Data modeling in DynamoDB is tied to the data’s access patterns. In order to design a DynamoDB table, first you need to know how that data will be fetched by an application. The idea is that in DynamoDB, you can’t write arbitrary queries which will do any projections, aggregations and filtering you like. This makes DynamoDB unusable for analytics, but it’s not an issue since DynamoDB was designed to be an OLTP database.

DynamoDB doesn’t support joins (like relational databases do). So there’s no point in scattering the data around multiple tables, since you won’t be able to join them. Also you can forget about data normalization (because now you’re dealing with a single table after all). That’s the rationale of single-table-desing.

DynamoDB table anatomy

A DynamoDB table is basically a collection of items. An item is pretty much the same thing as a row in a relational database.
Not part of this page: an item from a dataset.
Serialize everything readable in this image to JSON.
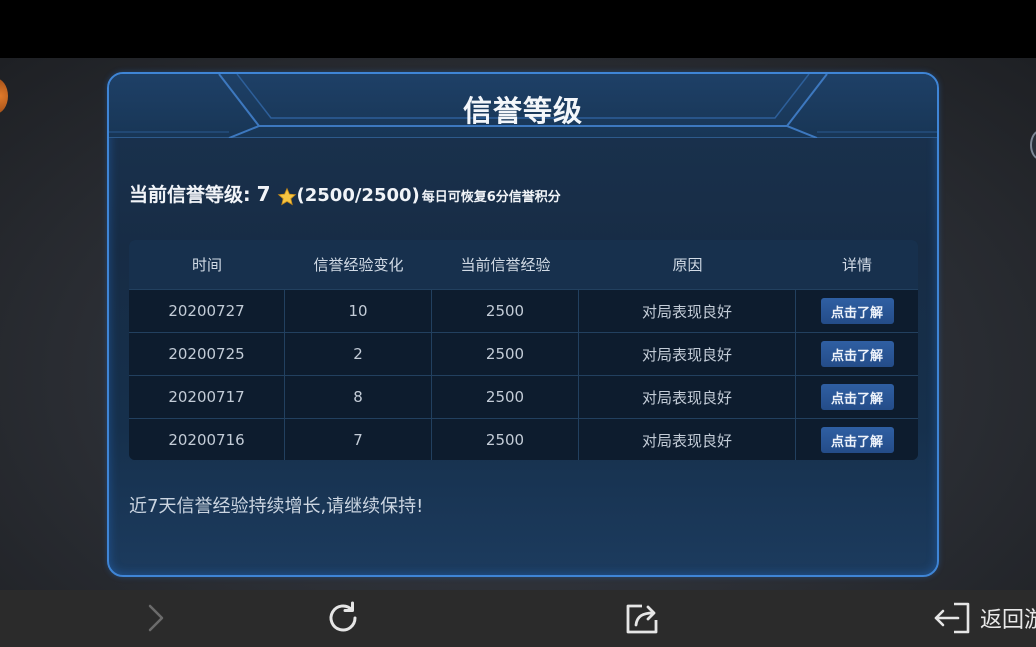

An item consists of a primary key and a bunch of attributes. Coming back to our relational database analogy, an attribute is a column. The difference is that every item can have its own list of attributes. Not only the number of attributes for a given item can vary, also do their types (as opposed to a relational database where every row has exactly the same number of columns.)

The primary key is the most interesting part of a DynamoDB table. A primary key uniquely identifies an item in a table, and it must be defined at the creation of the table. There are two types of primary key: a simple primary key made up of just a partition key, and a composite primary key made up of a partition key and a sort key.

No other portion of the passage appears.